Le 1er mai 2009, Gérald Tremblay, maire de Montréal, déclarait sur les ondes de TVA à 18h que la ville faisait face à de nombreuses crises simultanées. Il cite notamment la crise économique mondiale et l’épidémie de grippe porcine, évoquant ces phénomènes comme des causes majeures des problèmes montréalais. Mais est-ce vraiment crédible ?
La crise économique mondiale : un prétexte tardif
Il est vrai qu’une crise économique mondiale sévit, mais elle n’a rien à voir avec l’état actuel de Montréal. D’une part, cette crise n’existe que depuis environ huit mois, alors que la situation dégradée de la métropole fait l’objet de nombreuses dénonciations depuis au moins trois ans.

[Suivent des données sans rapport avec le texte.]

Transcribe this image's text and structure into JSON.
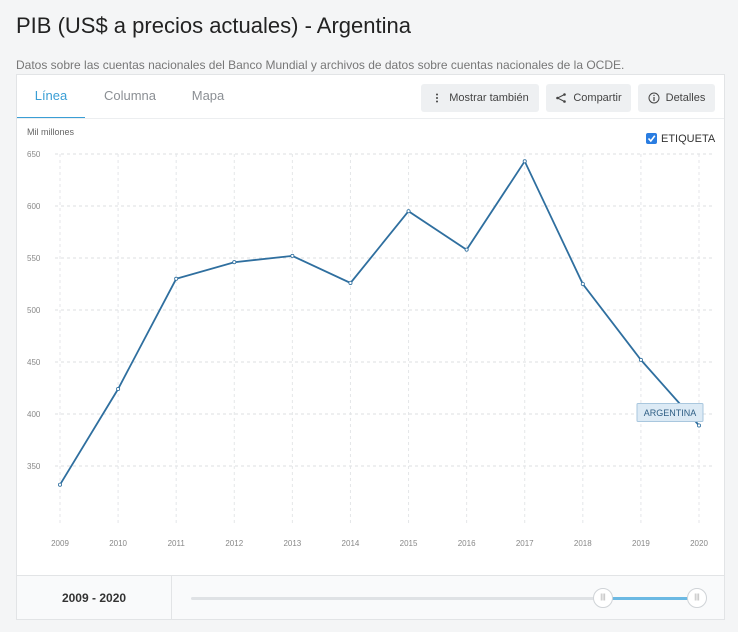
{
  "page": {
    "title": "PIB (US$ a precios actuales) - Argentina",
    "subtitle": "Datos sobre las cuentas nacionales del Banco Mundial y archivos de datos sobre cuentas nacionales de la OCDE."
  },
  "tabs": [
    {
      "label": "Línea",
      "active": true
    },
    {
      "label": "Columna",
      "active": false
    },
    {
      "label": "Mapa",
      "active": false
    }
  ],
  "toolbar": {
    "show_also_label": "Mostrar también",
    "share_label": "Compartir",
    "details_label": "Detalles"
  },
  "legend_toggle": {
    "label": "ETIQUETA",
    "checked": true
  },
  "range": {
    "start": "2009",
    "end": "2020",
    "separator": "-"
  },
  "colors": {
    "accent": "#3a9ed5",
    "line": "#2f6f9f",
    "checkbox": "#2a7de1"
  },
  "chart_data": {
    "type": "line",
    "ylabel": "Mil millones",
    "xlabel": "",
    "ylim": [
      300,
      650
    ],
    "yticks": [
      350,
      400,
      450,
      500,
      550,
      600,
      650
    ],
    "x": [
      "2009",
      "2010",
      "2011",
      "2012",
      "2013",
      "2014",
      "2015",
      "2016",
      "2017",
      "2018",
      "2019",
      "2020"
    ],
    "grid": "horizontal dashed",
    "series": [
      {
        "name": "ARGENTINA",
        "values": [
          332,
          424,
          530,
          546,
          552,
          526,
          595,
          558,
          643,
          525,
          452,
          389
        ]
      }
    ]
  }
}
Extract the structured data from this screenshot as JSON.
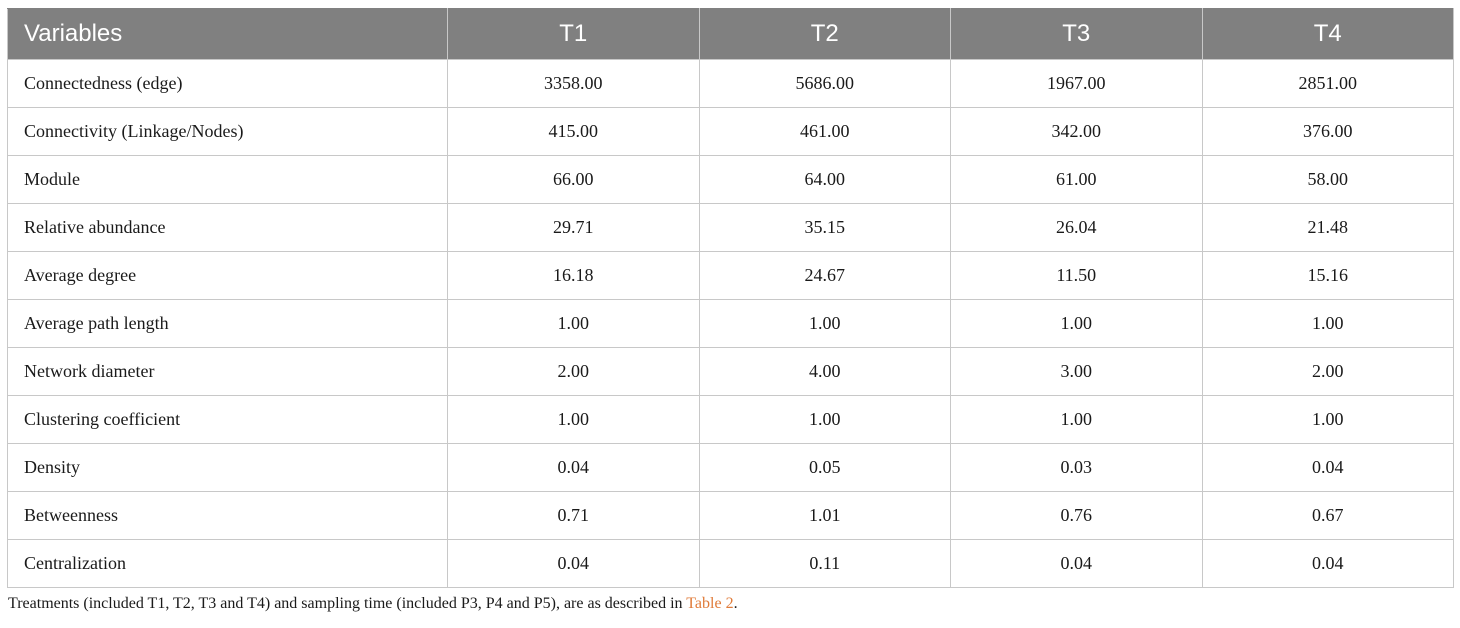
{
  "table": {
    "headers": [
      "Variables",
      "T1",
      "T2",
      "T3",
      "T4"
    ],
    "rows": [
      {
        "label": "Connectedness (edge)",
        "values": [
          "3358.00",
          "5686.00",
          "1967.00",
          "2851.00"
        ]
      },
      {
        "label": "Connectivity (Linkage/Nodes)",
        "values": [
          "415.00",
          "461.00",
          "342.00",
          "376.00"
        ]
      },
      {
        "label": "Module",
        "values": [
          "66.00",
          "64.00",
          "61.00",
          "58.00"
        ]
      },
      {
        "label": "Relative abundance",
        "values": [
          "29.71",
          "35.15",
          "26.04",
          "21.48"
        ]
      },
      {
        "label": "Average degree",
        "values": [
          "16.18",
          "24.67",
          "11.50",
          "15.16"
        ]
      },
      {
        "label": "Average path length",
        "values": [
          "1.00",
          "1.00",
          "1.00",
          "1.00"
        ]
      },
      {
        "label": "Network diameter",
        "values": [
          "2.00",
          "4.00",
          "3.00",
          "2.00"
        ]
      },
      {
        "label": "Clustering coefficient",
        "values": [
          "1.00",
          "1.00",
          "1.00",
          "1.00"
        ]
      },
      {
        "label": "Density",
        "values": [
          "0.04",
          "0.05",
          "0.03",
          "0.04"
        ]
      },
      {
        "label": "Betweenness",
        "values": [
          "0.71",
          "1.01",
          "0.76",
          "0.67"
        ]
      },
      {
        "label": "Centralization",
        "values": [
          "0.04",
          "0.11",
          "0.04",
          "0.04"
        ]
      }
    ]
  },
  "footnote": {
    "text": "Treatments (included T1, T2, T3 and T4) and sampling time (included P3, P4 and P5), are as described in ",
    "link_text": "Table 2",
    "end": "."
  },
  "colors": {
    "header_bg": "#808080",
    "header_text": "#ffffff",
    "border": "#c8c8c8",
    "link": "#e07b39"
  }
}
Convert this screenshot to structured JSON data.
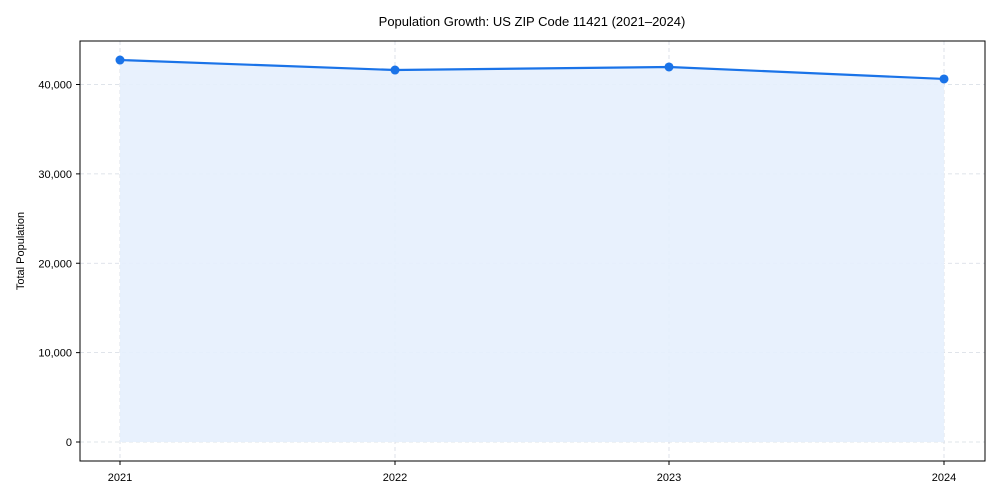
{
  "chart_data": {
    "type": "area",
    "title": "Population Growth: US ZIP Code 11421 (2021–2024)",
    "xlabel": "",
    "ylabel": "Total Population",
    "categories": [
      "2021",
      "2022",
      "2023",
      "2024"
    ],
    "series": [
      {
        "name": "Total Population",
        "values": [
          42740,
          41620,
          41960,
          40620
        ]
      }
    ],
    "ylim": [
      -2100,
      45000
    ],
    "yticks": [
      0,
      10000,
      20000,
      30000,
      40000
    ],
    "ytick_labels": [
      "0",
      "10,000",
      "20,000",
      "30,000",
      "40,000"
    ],
    "grid": true,
    "legend": false,
    "colors": {
      "line": "#1a73e8",
      "fill": "#e6f0fd",
      "grid": "#d5dbe3",
      "axis": "#000000"
    }
  }
}
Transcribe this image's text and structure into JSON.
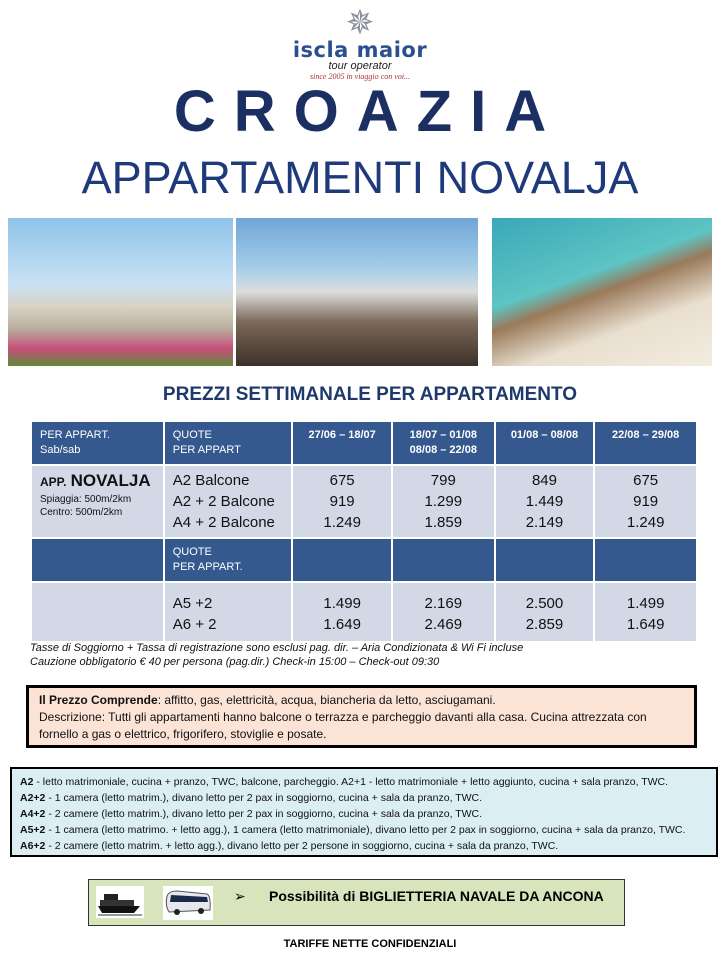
{
  "logo": {
    "brand": "iscla maior",
    "sub": "tour operator",
    "since": "since 2005 in viaggio con voi..."
  },
  "title": "CROAZIA",
  "subtitle": "APPARTAMENTI  NOVALJA",
  "section_title": "PREZZI SETTIMANALE PER APPARTAMENTO",
  "table": {
    "header": [
      "PER APPART.",
      "Sab/sab",
      "QUOTE",
      "PER APPART",
      "27/06 – 18/07",
      "18/07 – 01/08",
      "08/08 – 22/08",
      "01/08 – 08/08",
      "22/08 – 29/08"
    ],
    "app_label": "APP.",
    "app_name": "NOVALJA",
    "spiaggia": "Spiaggia: 500m/2km",
    "centro": "Centro: 500m/2km",
    "rows1": [
      {
        "type": "A2 Balcone",
        "prices": [
          "675",
          "799",
          "849",
          "675"
        ]
      },
      {
        "type": "A2 + 2 Balcone",
        "prices": [
          "919",
          "1.299",
          "1.449",
          "919"
        ]
      },
      {
        "type": "A4 + 2 Balcone",
        "prices": [
          "1.249",
          "1.859",
          "2.149",
          "1.249"
        ]
      }
    ],
    "subheader": [
      "QUOTE",
      "PER APPART."
    ],
    "rows2": [
      {
        "type": "A5 +2",
        "prices": [
          "1.499",
          "2.169",
          "2.500",
          "1.499"
        ]
      },
      {
        "type": "A6 + 2",
        "prices": [
          "1.649",
          "2.469",
          "2.859",
          "1.649"
        ]
      }
    ]
  },
  "notes": [
    "Tasse di Soggiorno +  Tassa di registrazione sono esclusi pag. dir. – Aria Condizionata & Wi Fi incluse",
    "Cauzione obbligatorio € 40 per persona (pag.dir.) Check-in 15:00 – Check-out 09:30"
  ],
  "includes": {
    "label": "Il Prezzo Comprende",
    "text": ": affitto, gas, elettricità, acqua, biancheria da letto, asciugamani.",
    "desc": "Descrizione: Tutti gli appartamenti hanno balcone o terrazza e parcheggio davanti alla casa. Cucina attrezzata con fornello a gas o elettrico, frigorifero, stoviglie e posate."
  },
  "types": [
    {
      "code": "A2",
      "text": " - letto matrimoniale, cucina + pranzo, TWC, balcone, parcheggio. A2+1 - letto matrimoniale + letto aggiunto, cucina + sala pranzo, TWC."
    },
    {
      "code": "A2+2",
      "text": " - 1 camera (letto matrim.), divano letto per 2 pax in soggiorno, cucina + sala da pranzo, TWC."
    },
    {
      "code": "A4+2",
      "text": " - 2 camere (letto matrim.), divano letto per 2 pax in soggiorno, cucina + sala da pranzo, TWC."
    },
    {
      "code": "A5+2",
      "text": " - 1 camera (letto matrimo. + letto agg.), 1 camera (letto matrimoniale), divano letto per 2 pax in soggiorno, cucina + sala da pranzo, TWC."
    },
    {
      "code": "A6+2",
      "text": " - 2 camere (letto matrim. + letto agg.), divano letto per 2 persone in soggiorno, cucina + sala da pranzo, TWC."
    }
  ],
  "ticket": {
    "arrow": "➢",
    "text": "Possibilità di BIGLIETTERIA NAVALE DA ANCONA"
  },
  "footer": "TARIFFE NETTE CONFIDENZIALI",
  "colors": {
    "title": "#1b2f63",
    "table_header": "#35598f",
    "table_body": "#d3d8e6",
    "peach": "#fbe3d6",
    "blue": "#dbeef3",
    "green": "#d8e4bc"
  }
}
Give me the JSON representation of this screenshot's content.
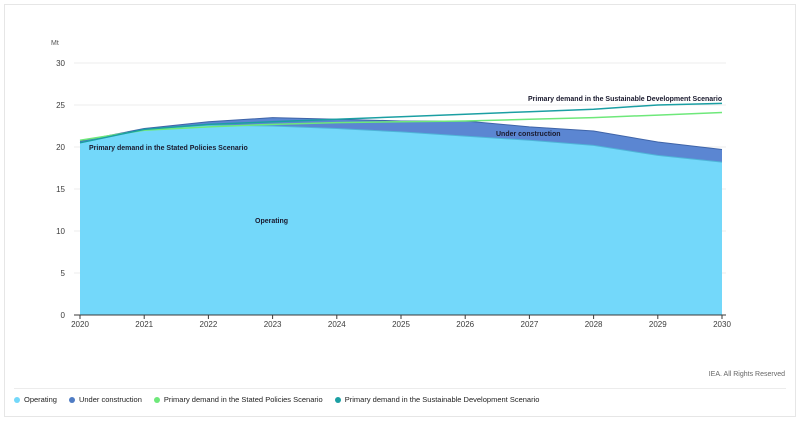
{
  "chart_data": {
    "type": "area",
    "unit_label": "Mt",
    "x": [
      2020,
      2021,
      2022,
      2023,
      2024,
      2025,
      2026,
      2027,
      2028,
      2029,
      2030
    ],
    "ylim": [
      0,
      30
    ],
    "yticks": [
      0,
      5,
      10,
      15,
      20,
      25,
      30
    ],
    "series": [
      {
        "name": "Operating",
        "kind": "area",
        "values": [
          20.5,
          22.1,
          22.6,
          22.5,
          22.2,
          21.8,
          21.3,
          20.8,
          20.2,
          19.0,
          18.2
        ]
      },
      {
        "name": "Under construction",
        "kind": "area",
        "values": [
          0.2,
          0.1,
          0.4,
          1.0,
          1.1,
          1.3,
          1.8,
          1.6,
          1.7,
          1.6,
          1.5
        ]
      },
      {
        "name": "Primary demand in the Stated Policies Scenario",
        "kind": "line",
        "values": [
          20.8,
          22.0,
          22.4,
          22.7,
          22.9,
          23.0,
          23.1,
          23.3,
          23.5,
          23.8,
          24.1
        ]
      },
      {
        "name": "Primary demand in the Sustainable Development Scenario",
        "kind": "line",
        "values": [
          20.5,
          22.1,
          22.7,
          23.0,
          23.3,
          23.6,
          23.9,
          24.2,
          24.5,
          25.0,
          25.2
        ]
      }
    ],
    "colors": {
      "operating": "#73d8fa",
      "operating_edge": "#4fb4d8",
      "under_construction": "#5b86d2",
      "under_construction_edge": "#3f64a8",
      "stated_policies": "#6ee87a",
      "sustainable_development": "#1b9fa3"
    },
    "annotations": {
      "operating": "Operating",
      "under_construction": "Under construction",
      "stated_policies": "Primary demand in the Stated Policies Scenario",
      "sustainable_development": "Primary demand in the Sustainable Development Scenario"
    }
  },
  "credit": "IEA. All Rights Reserved",
  "legend": [
    {
      "label": "Operating",
      "color": "#73d8fa"
    },
    {
      "label": "Under construction",
      "color": "#4f7cc4"
    },
    {
      "label": "Primary demand in the Stated Policies Scenario",
      "color": "#6ee87a"
    },
    {
      "label": "Primary demand in the Sustainable Development Scenario",
      "color": "#1b9fa3"
    }
  ]
}
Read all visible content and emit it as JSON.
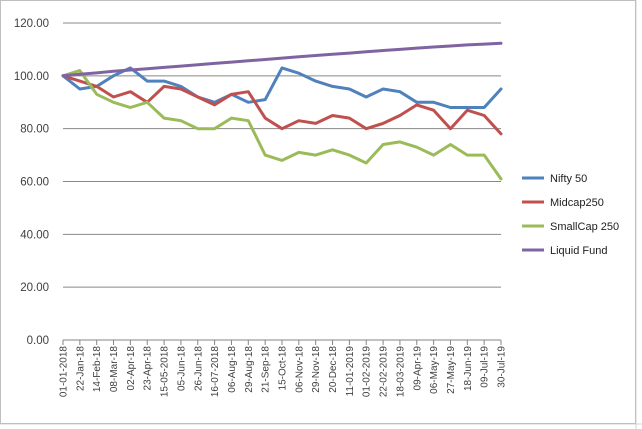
{
  "chart_data": {
    "type": "line",
    "title": "",
    "xlabel": "",
    "ylabel": "",
    "ylim": [
      0,
      120
    ],
    "y_ticks": [
      "0.00",
      "20.00",
      "40.00",
      "60.00",
      "80.00",
      "100.00",
      "120.00"
    ],
    "grid": "horizontal",
    "legend_position": "right",
    "x_tick_labels": [
      "01-01-2018",
      "22-Jan-18",
      "14-Feb-18",
      "08-Mar-18",
      "02-Apr-18",
      "23-Apr-18",
      "15-05-2018",
      "05-Jun-18",
      "26-Jun-18",
      "16-07-2018",
      "06-Aug-18",
      "29-Aug-18",
      "21-Sep-18",
      "15-Oct-18",
      "06-Nov-18",
      "29-Nov-18",
      "20-Dec-18",
      "11-01-2019",
      "01-02-2019",
      "22-02-2019",
      "18-03-2019",
      "09-Apr-19",
      "06-May-19",
      "27-May-19",
      "18-Jun-19",
      "09-Jul-19",
      "30-Jul-19"
    ],
    "series": [
      {
        "name": "Nifty 50",
        "color": "#4f81bd",
        "values": [
          100,
          95,
          96,
          100,
          103,
          98,
          98,
          96,
          92,
          90,
          93,
          90,
          91,
          103,
          101,
          98,
          96,
          95,
          92,
          95,
          94,
          90,
          90,
          88,
          88,
          88,
          95
        ]
      },
      {
        "name": "Midcap250",
        "color": "#c0504d",
        "values": [
          100,
          98,
          96,
          92,
          94,
          90,
          96,
          95,
          92,
          89,
          93,
          94,
          84,
          80,
          83,
          82,
          85,
          84,
          80,
          82,
          85,
          89,
          87,
          80,
          87,
          85,
          78
        ]
      },
      {
        "name": "SmallCap 250",
        "color": "#9bbb59",
        "values": [
          100,
          102,
          93,
          90,
          88,
          90,
          84,
          83,
          80,
          80,
          84,
          83,
          70,
          68,
          71,
          70,
          72,
          70,
          67,
          74,
          75,
          73,
          70,
          74,
          70,
          70,
          61
        ]
      },
      {
        "name": "Liquid Fund",
        "color": "#8064a2",
        "values": [
          100,
          100.6,
          101.1,
          101.7,
          102.2,
          102.7,
          103.2,
          103.7,
          104.2,
          104.7,
          105.2,
          105.7,
          106.2,
          106.7,
          107.2,
          107.7,
          108.2,
          108.6,
          109.1,
          109.6,
          110.0,
          110.5,
          110.9,
          111.3,
          111.7,
          112.0,
          112.3
        ]
      }
    ]
  }
}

La grippe porcine : un faux alibi
Quant à la grippe porcine, elle n’existait que depuis une semaine au moment de la déclaration de Tremblay. Il faut être complètement malhonnête et tordu pour invoquer cette « grippette » comme source de troubles pour la ville, d’autant plus qu’en date du 1er mai, un seul cas confirmé était recensé au Québec. Cette personne était chez elle, en voie de guérison parfaite. Pire encore, la grippe porcine n’était même pas connue au moment où Montréal fut reconnue comme une ville du tiers-monde selon les critères internationaux, en janvier dernier. Cette reconnaissance avait été lancée notamment par André Arthur à TQS, après l’éditeur du Point, mais c’est bien l’intervention d’Arthur que l’histoire retiendra, en raison de sa notoriété médiatique.
Réaction face à La Presse : un déni insupportable
Le maire Tremblay, visiblement froissé, a répliqué sur TVA que seul le journal La Presse exigeait sa démission. Monsieur Tremblay, réveillez-vous ! Le Point réclame votre départ depuis au moins deux ans. Vous êtes abonné à notre mailing list et recevez nos articles régulièrement. Mieux encore, je m’assure personnellement de vous envoyer chaque texte vous concernant. Affirmer que La Presse est seul à demander votre départ est un mensonge pur et simple. En tant que maire, vous devriez démissionner pour cette malhonnêteté.
Un maire responsable de la « tiers-mondialisation » de Montréal
Gérald Tremblay est le principal responsable de la dégradation de la métropole. Il a détruit ce que ses prédécesseurs ont construit pendant 400 ans. Ce n’est pas une question de mauvaise foi, mais d’incompétence flagrante. Avec les élections municipales prévues le 1er novembre 2009, le peuple aura l’occasion de se prononcer.
La preuve en image : Tremblay au Forum Mondial du Tiers-Monde
Pour ceux qui en doutent encore, il suffit de regarder la photo prise lors du Forum Mondial du Tiers-Monde en 2006, où Tremblay était le seul maire nord-américain présent. Par sa participation, il a symboliquement inscrit Montréal parmi les villes les plus pauvres du monde. C’était l’année des Outgames, un triste souvenir.